Almost a year since Ireland exited its international bailout program, there’s growing discontent among people who say they feel no connection with the economic numbers and bond prices telling them the worst is over. The result is that the Irish are adding to the phalanx of Europeans who are decamping to political parties previously on the electoral fringes.

Disillusioned with the leaders she helped usher into power at Ireland’s 2011 election, Byrne counts herself among the new supporters of Sinn Fein, the party that for much of the 1980s and 1990s was the Irish Republican Army’s political wing fighting against British rule in Northern Ireland.

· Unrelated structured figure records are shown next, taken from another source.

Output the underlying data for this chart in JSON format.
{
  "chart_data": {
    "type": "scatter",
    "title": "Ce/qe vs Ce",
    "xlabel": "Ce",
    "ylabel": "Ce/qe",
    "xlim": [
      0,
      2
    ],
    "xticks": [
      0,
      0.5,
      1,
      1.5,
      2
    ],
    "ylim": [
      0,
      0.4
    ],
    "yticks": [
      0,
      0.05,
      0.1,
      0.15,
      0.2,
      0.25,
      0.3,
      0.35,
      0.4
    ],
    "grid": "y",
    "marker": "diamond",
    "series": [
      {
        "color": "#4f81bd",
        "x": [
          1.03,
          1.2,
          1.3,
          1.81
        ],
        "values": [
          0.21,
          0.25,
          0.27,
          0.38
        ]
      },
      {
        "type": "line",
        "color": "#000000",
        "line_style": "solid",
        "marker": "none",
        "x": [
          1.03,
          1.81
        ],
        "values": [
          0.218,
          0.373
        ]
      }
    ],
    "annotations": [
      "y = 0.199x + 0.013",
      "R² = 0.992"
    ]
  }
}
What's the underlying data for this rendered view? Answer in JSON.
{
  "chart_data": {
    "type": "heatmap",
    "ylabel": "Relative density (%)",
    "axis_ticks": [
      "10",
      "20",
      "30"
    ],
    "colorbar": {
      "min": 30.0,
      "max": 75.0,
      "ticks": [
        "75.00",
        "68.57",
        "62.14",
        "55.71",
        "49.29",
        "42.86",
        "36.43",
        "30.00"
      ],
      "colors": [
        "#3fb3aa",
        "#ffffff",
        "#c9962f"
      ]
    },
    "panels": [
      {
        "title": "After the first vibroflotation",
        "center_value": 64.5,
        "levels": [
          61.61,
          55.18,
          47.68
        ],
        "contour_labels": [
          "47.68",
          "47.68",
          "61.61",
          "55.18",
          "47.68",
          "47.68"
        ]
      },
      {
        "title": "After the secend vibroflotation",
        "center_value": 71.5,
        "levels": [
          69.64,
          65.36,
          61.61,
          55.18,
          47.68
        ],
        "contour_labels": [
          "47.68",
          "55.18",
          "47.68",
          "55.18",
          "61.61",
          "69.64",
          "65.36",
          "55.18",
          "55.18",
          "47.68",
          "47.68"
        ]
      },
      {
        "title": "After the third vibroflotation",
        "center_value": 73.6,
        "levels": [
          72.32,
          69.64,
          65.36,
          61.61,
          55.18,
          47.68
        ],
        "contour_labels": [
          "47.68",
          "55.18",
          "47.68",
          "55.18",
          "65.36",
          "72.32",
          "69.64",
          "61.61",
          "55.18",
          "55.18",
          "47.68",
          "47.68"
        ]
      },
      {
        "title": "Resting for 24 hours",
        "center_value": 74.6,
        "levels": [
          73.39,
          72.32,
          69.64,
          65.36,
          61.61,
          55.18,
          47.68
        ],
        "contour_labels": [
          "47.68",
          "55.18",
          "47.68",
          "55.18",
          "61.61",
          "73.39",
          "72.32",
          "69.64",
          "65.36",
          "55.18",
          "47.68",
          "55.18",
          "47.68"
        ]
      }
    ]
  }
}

Led by Gerry Adams, a politician more synonymous with the conflict in Belfast than the parliament in Dublin, opposition to tax increases, spending cuts and paying holders of bonds in state-owned banks turned Sinn Fein into Ireland’s most popular party, a poll published last month showed.

An election isn’t due until 2016, yet Prime Minister Enda Kenny last week started laying out the battle lines, warning a Sinn Fein-led government would undo all the progress in fixing Ireland’s economy and finances.

European Trend

Ireland reflects the backlash in Europe after years of belt-tightening by governments, said David Schnautz, a fixed- income strategist at Commerzbank AG in New York.

Spain’s Podemos, “We Can” in Spanish, has overtaken the country’s two main parties in the polls before elections next year. In Greece, the anti-bailout opposition party Syriza is ahead. The U.K. Independence Party, which opposes immigration and the European Union, last month gained a second elected lawmaker in the British Parliament after defections from the governing Conservative Party.

“There’s definitely fatigue setting in across Europe with budget-deficit reductions,” said Schnautz. “This is the European-wide picture that obviously makes it easier for anti- austerity parties to attract protest votes.”